BCE urges CRTC to reject Rogers-Shaw deal, independent firms call for safeguards
GATINEAU, Que. –
BCE Inc. urged CRTC to reject a proposal to acquire Shaw Communications Inc. $26 billion worth of Rogers Communications Inc. on Thursday, while independent operators have called for more protective measures.
Speaking at the final day hearing in Gatineau, Que. This week – focusing on the broadcast impacts of the deal – a BCE representative echoed concerns raised by broadcasters, manufacturers and distributors about Rogers’ market dominance should the deal go through. .
“The market power that Rogers seeks to gain will have a long-term negative impact and will reverberate throughout this interdependent ecosystem,” said Robert Malcolmson, chief legal and regulatory officer at BCE. .
“If successful, Rogers would gain control of the broadcasting sector on levels never before contemplated and with no apparent antagonistic interest in Canada’s broadcasting system. “
Malcolmson points to CRTC’s initial refusal to BCE’s acquisition of Astral Media in 2012 because of the size of the market it would create as a clear precedent if it didn’t refuse, at least asking Rogers to commit Sell off assets to reduce the resulting market share.
Sarah Farrugia, vice president of content and business intelligence at Bell, said that if Rogers was allowed to guarantee 47% of subscribers to English-language broadcasts, it would be able to secure exclusivity on the shows. internationally that the company can use to direct subscribers to a streaming service that damages the broadcasting system.
“It is clear that the transaction will result in Rogers benefiting from a dominant position in the shipping negotiations, which in turn will result in reduced revenue for the Canadian channels.”
Rogers has argued that it needs to scale up to compete with growing competition from companies like Netflix and Amazon, while keeping subscribers in the regulated broadcast system.
While direct competitors to Rogers such as Telus Corp. and BCE Inc. has completely opposed the deal, companies that depend on Rogers and Shaw to host their programming have been more targeted, with many requests focused on maintaining the status quo for a period of time. specific .

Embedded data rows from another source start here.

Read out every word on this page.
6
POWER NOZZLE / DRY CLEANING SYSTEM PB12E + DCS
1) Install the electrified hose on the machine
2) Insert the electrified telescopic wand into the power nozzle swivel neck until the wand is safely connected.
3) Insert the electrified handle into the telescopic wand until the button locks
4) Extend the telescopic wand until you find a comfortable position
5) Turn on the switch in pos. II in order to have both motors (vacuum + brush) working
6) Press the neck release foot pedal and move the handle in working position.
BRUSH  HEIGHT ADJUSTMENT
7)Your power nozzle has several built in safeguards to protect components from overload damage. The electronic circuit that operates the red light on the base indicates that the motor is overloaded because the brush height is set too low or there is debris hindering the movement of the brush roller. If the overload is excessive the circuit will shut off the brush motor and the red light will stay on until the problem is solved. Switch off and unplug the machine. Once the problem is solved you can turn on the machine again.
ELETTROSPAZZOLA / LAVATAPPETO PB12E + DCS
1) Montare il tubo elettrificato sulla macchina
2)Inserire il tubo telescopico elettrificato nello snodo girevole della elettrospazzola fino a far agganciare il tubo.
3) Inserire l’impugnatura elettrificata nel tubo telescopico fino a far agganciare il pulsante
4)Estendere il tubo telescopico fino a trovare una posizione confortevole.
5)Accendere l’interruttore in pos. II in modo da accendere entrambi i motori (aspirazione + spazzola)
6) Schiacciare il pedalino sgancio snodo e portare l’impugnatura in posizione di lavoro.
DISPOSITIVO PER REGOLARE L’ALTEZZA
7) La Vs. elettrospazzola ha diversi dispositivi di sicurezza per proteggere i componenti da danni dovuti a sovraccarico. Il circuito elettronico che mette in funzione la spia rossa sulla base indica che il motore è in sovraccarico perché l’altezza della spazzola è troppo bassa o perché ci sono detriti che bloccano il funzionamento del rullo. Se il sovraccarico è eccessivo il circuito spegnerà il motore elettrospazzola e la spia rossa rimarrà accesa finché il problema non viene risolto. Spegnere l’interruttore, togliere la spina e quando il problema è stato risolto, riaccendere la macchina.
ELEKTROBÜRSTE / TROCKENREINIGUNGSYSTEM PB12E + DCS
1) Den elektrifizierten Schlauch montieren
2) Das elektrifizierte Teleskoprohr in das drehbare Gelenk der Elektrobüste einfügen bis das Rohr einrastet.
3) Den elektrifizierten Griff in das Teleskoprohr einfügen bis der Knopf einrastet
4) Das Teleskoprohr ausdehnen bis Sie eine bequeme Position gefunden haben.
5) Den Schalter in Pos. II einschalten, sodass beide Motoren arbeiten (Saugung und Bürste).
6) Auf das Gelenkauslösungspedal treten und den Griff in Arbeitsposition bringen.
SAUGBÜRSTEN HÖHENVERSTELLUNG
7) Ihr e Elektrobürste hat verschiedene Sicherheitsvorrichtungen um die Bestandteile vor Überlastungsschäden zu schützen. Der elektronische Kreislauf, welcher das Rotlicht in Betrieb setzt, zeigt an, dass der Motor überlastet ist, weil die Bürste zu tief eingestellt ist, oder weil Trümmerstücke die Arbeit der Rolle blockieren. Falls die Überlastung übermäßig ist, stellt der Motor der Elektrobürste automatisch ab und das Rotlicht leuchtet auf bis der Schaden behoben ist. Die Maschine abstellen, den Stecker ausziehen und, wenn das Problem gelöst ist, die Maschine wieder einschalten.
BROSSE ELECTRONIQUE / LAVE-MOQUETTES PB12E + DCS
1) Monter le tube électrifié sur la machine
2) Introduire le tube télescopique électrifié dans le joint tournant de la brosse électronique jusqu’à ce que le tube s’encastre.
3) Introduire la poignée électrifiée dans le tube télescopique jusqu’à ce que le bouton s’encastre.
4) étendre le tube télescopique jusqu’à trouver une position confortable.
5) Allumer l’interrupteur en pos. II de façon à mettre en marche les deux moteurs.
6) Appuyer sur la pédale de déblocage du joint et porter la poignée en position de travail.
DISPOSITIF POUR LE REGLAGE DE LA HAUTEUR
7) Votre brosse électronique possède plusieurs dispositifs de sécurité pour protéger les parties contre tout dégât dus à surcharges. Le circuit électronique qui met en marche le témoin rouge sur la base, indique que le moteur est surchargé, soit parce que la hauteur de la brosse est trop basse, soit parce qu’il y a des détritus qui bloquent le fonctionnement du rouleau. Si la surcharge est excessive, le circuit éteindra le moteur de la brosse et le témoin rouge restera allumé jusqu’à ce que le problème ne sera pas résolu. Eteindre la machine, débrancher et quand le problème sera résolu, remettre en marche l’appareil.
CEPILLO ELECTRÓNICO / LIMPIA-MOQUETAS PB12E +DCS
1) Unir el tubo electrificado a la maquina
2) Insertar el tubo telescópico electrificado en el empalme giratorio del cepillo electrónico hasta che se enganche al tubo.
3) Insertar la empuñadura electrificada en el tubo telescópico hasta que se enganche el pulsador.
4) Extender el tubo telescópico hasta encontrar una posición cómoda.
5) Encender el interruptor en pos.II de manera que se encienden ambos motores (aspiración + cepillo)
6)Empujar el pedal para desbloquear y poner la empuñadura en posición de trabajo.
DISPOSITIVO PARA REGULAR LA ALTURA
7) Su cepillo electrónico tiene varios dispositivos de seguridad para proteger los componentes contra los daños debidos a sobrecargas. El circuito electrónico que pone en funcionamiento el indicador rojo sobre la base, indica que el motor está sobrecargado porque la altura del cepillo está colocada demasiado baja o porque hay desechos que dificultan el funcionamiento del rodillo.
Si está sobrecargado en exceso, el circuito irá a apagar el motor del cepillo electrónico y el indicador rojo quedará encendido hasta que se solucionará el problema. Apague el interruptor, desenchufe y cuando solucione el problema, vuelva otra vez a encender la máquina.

The Independent Television Corporation asked Rogers to commit to maintaining 50 independent channels, compared with the 40 channels the company said it would maintain for three years.
The Ethnic Channel Group has asked the CRTC to require that subscription revenue for independent ethnic producers does not decrease for 5 years; the producer of the children’s television show WildBrain asked the regulator to force Rogers to continue performing existing independent work on Rogers or Shaw for five years; while others demanded that Rogers be forced to maintain the satellite transport services that Shaw currently provides.
Earlier, on Thursday, Reynolds Mastin, chief executive officer of the Canadian Media Producers Association, called for more specific benefits from the deal, saying that the $5.7 million Rogers proposed did not proportional to the size of the deal.
“The commission must ensure that the applicant commits to a package of tangible benefits commensurate with the size and nature of the transaction, while providing a clear and unambiguous benefit to Canadians and the broadcasting system. their picture.”
Unifor raised concerns about the $13 million a year Shaw redirection scheme Shaw spends on Rogers’ Global News to expand its own CityNews network, arguing that the plan risked a loss of diversity. voice in smaller markets.
Hearings at the CRTC focus on the broadcast aspects of the merger, while other issues such as mobile wireless service will be handled by the Competition Bureau and the Authority for Innovation, Science and Economic Development. Canada review.
Rogers is scheduled to respond on Friday to issues raised during the week.